Across from me, Soren was stiff. I could feel his anxiety radiating off of him in waves. He didn’t have to tell me for me to know that he was nervous about the satyrs recognizing me.
The satyrs were friendly though. And chaotic. They shared a skin of fermented berry juice and offered to “bless” our camp, which turned out to be a small, seemingly erratic dance that I enjoyed watching. They introduced themselves as Philo and Rook.
They shared some fruit with us, and gathered by our fire. After a while, Soren asked, “By any chance, have you seen anyone else in these woods tonight?”
The playfulness vanished as if it had been sucked right out of the air by an unseen force.
Philo, the older satyr, looked at the fire, the flames reflecting in his yellow eyes. “The stars are out of step, Silver-Shield,” he finally answered. “The Weavers don’t walk the solid path. They walk through the cracks in the glass as they search for the anchor.”

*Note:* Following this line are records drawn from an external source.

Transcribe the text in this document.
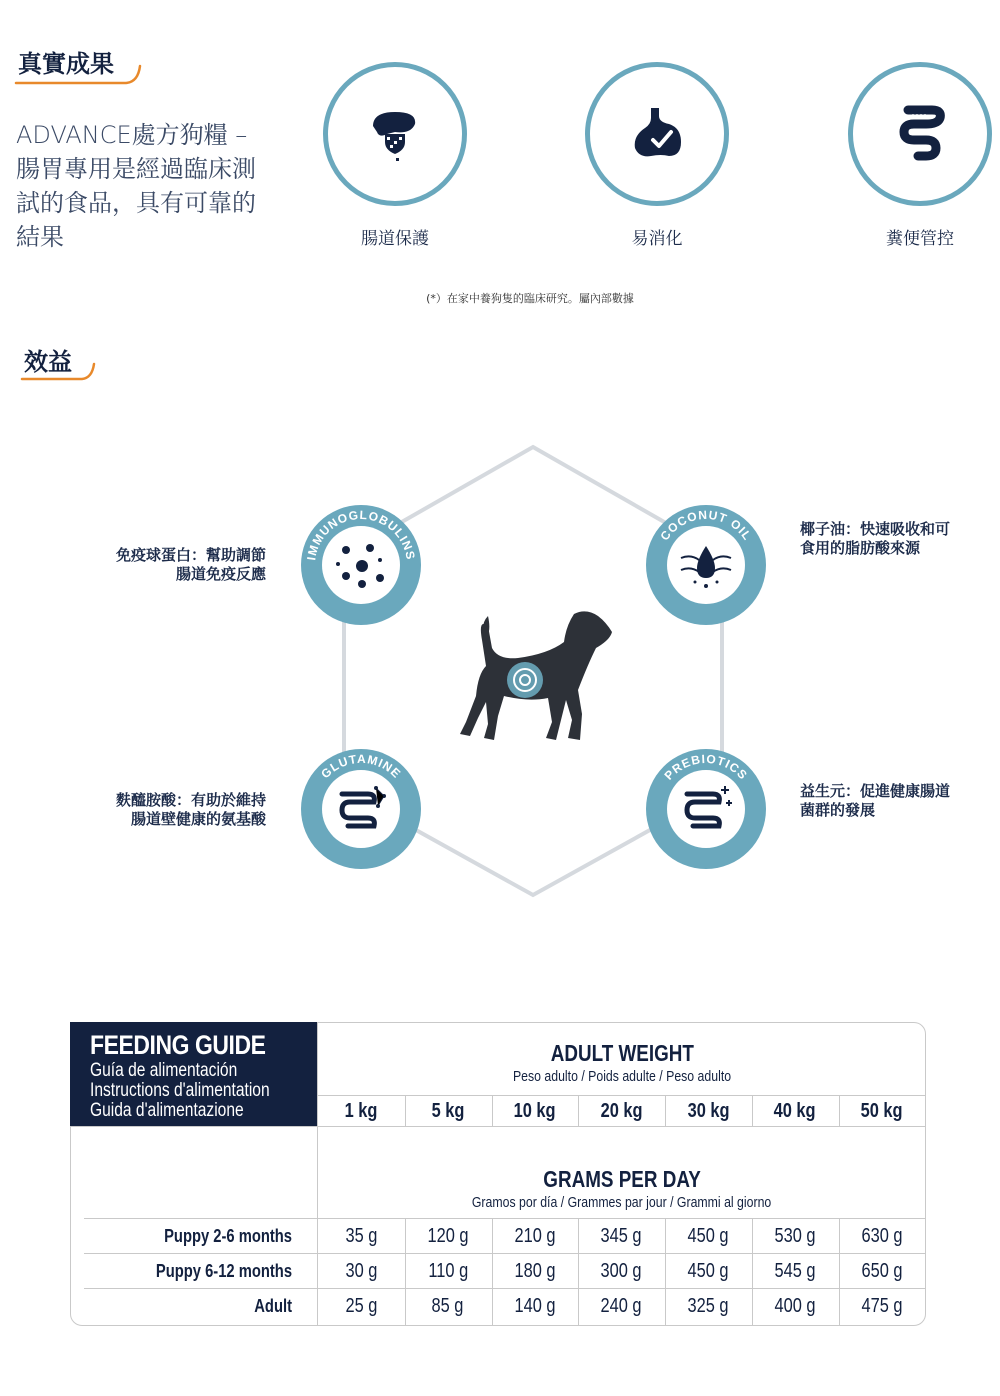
真實成果
ADVANCE處方狗糧 – 腸胃專用是經過臨床測試的食品，具有可靠的結果	腸道保護	易消化	糞便管控
(*）在家中養狗隻的臨床研究。屬內部數據
效益
IMMUNOGLOBULINS
免疫球蛋白：幫助調節
腸道免疫反應
COCONUT OIL	椰子油：快速吸收和可
食用的脂肪酸來源
GLUTAMINE
麩醯胺酸：有助於維持
腸道壁健康的氨基酸
PREBIOTICS
益生元：促進健康腸道
菌群的發展
FEEDING GUIDE
Guía de alimentación
Instructions d'alimentation
Guida d'alimentazione
ADULT WEIGHT
Peso adulto / Poids adulte / Peso adulto
GRAMS PER DAY
Gramos por día / Grammes par jour / Grammi al giorno
1 kg	5 kg	10 kg	20 kg	30 kg	40 kg	50 kg
Puppy 2-6 months	35 g	120 g	210 g	345 g	450 g	530 g	630 g
Puppy 6-12 months	30 g	110 g	180 g	300 g	450 g	545 g	650 g
Adult	25 g	85 g	140 g	240 g	325 g	400 g	475 g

My brows pulled together, confusion obvious on my face. Before either of us could ask for clarification, the satyrs heads lifted. It was as if they’d heard something on the wind that neither Soren nor I could hear. They vanished into the thicket with a startling speed, leaving behind only the faint scent of wild thyme and the sound of a final, discordant note on a flute.

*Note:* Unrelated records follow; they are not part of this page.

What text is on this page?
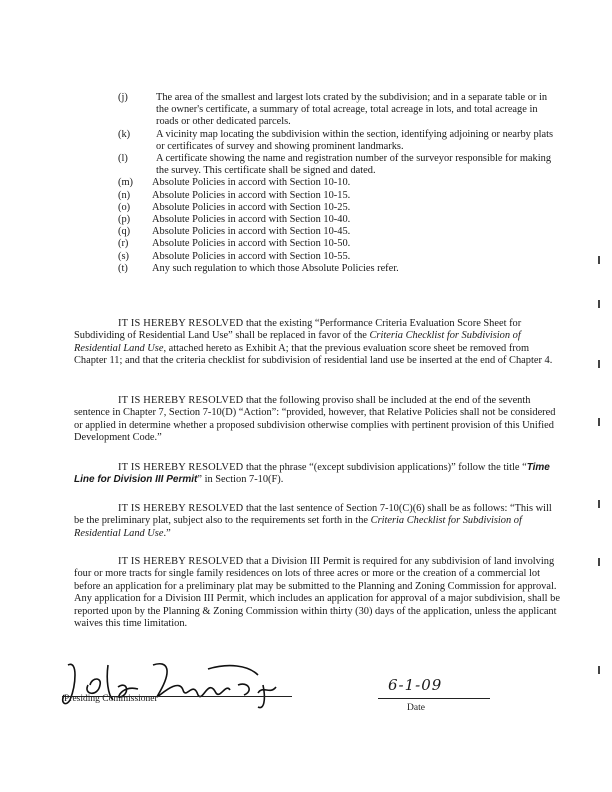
(j)	The area of the smallest and largest lots crated by the subdivision; and in a separate table or in the owner's certificate, a summary of total acreage, total acreage in lots, and total acreage in roads or other dedicated parcels.
(k)	A vicinity map locating the subdivision within the section, identifying adjoining or nearby plats or certificates of survey and showing prominent landmarks.
(l)	A certificate showing the name and registration number of the surveyor responsible for making the survey. This certificate shall be signed and dated.
(m)	Absolute Policies in accord with Section 10-10.
(n)	Absolute Policies in accord with Section 10-15.
(o)	Absolute Policies in accord with Section 10-25.
(p)	Absolute Policies in accord with Section 10-40.
(q)	Absolute Policies in accord with Section 10-45.
(r)	Absolute Policies in accord with Section 10-50.
(s)	Absolute Policies in accord with Section 10-55.
(t)	Any such regulation to which those Absolute Policies refer.

IT IS HEREBY RESOLVED that the existing “Performance Criteria Evaluation Score Sheet for Subdividing of Residential Land Use” shall be replaced in favor of the Criteria Checklist for Subdivision of Residential Land Use, attached hereto as Exhibit A; that the previous evaluation score sheet be removed from Chapter 11; and that the criteria checklist for subdivision of residential land use be inserted at the end of Chapter 4.

IT IS HEREBY RESOLVED that the following proviso shall be included at the end of the seventh sentence in Chapter 7, Section 7-10(D) “Action”: “provided, however, that Relative Policies shall not be considered or applied in determine whether a proposed subdivision otherwise complies with pertinent provision of this Unified Development Code.”

IT IS HEREBY RESOLVED that the phrase “(except subdivision applications)” follow the title “Time Line for Division III Permit” in Section 7-10(F).

IT IS HEREBY RESOLVED that the last sentence of Section 7-10(C)(6) shall be as follows: “This will be the preliminary plat, subject also to the requirements set forth in the Criteria Checklist for Subdivision of Residential Land Use.”

IT IS HEREBY RESOLVED that a Division III Permit is required for any subdivision of land involving four or more tracts for single family residences on lots of three acres or more or the creation of a commercial lot before an application for a preliminary plat may be submitted to the Planning and Zoning Commission for approval. Any application for a Division III Permit, which includes an application for approval of a major subdivision, shall be reported upon by the Planning & Zoning Commission within thirty (30) days of the application, unless the applicant waives this time limitation.

Presiding Commissioner
6-1-09
Date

The silence that followed felt heavy now. I looked to Soren. He looked just as confused as I felt, with an added guilt that he’d kept a secret from me. He finished his confession about the flickering figure he’d seen last night.
I started comparing what he’d seen to the flickering visions I’d started seeing. Were those the cracks Philo had mentioned? Was the flickering figure Soren had seen a “weaver?” And what was the “anchor?” A sudden chill washed through me that had nothing to do with the night air.
Soren’s confession and the cryptic message from Philo had put us both on edge. Soren moved his bedroll next to mine as he dropped the act of propriety and protocol. He took my hand, his thumb tracing my knuckles. The dimming fire was still reflected in his lavender eyes. “I won’t let anything happen to you, Penny,” he promised. “Not while I breathe.”
“They’re looking for the anchor,” my voice was quiet as I repeated Philo’s words. “Soren, what if I’m the reason the weavers are here? Whatever they are? What if my grandmother left this world to protect me?”
He didn’t pull away, he gripped my hand tighter. “When your grandmother left the Highlands to take up her role as Guardian, she met a man in the court. Valerius. He was the king’s brother, Torian’s uncle. Valerius and King Cassian had already suffered quite a bit of loss prior to the war. There’s not much that kills elves, but the few things that do take them rapidly. The Salt-Wasting Disease had claimed their mother, something Valerius never really learned to cope with. Then he and Rosariel fell in love. He’d already spent a lifetime searching for a way to bring his mother back, to no avail. When the Great Time War broke out, and Rosariel realized the only way to protect the realm was to close the gates between worlds and leave with the temporal key, it broke Valerius completely. He believed she was dead, killed in the war by his own family. He disappeared for two hundred years. When he reappeared two winter solstices ago, he tried to usurp the throne. He wanted to find the temporal key and rewrite history to make a world where Rosariel never left and his mother never passed. I don’t know what the weavers are or what they look for, but what I do know is that Queen Anya isn’t just the new Guardian. She is the Anchor of the Nexus. She’s the very thing it flows through. Whatever the Weavers’ intentions are, I don’t believe they’re good.”
We sat in silence for a moment as he let me process the reality of our situation. Grandma had written about Valerius in her journals, and my heart ached knowing that they had suffered such a loss.
My attention was pulled back to Soren as he squeezed my hand again. “Your grandmother left to protect the future. If you’re an anchor in this world, then I’ll be the chain that holds you to it.”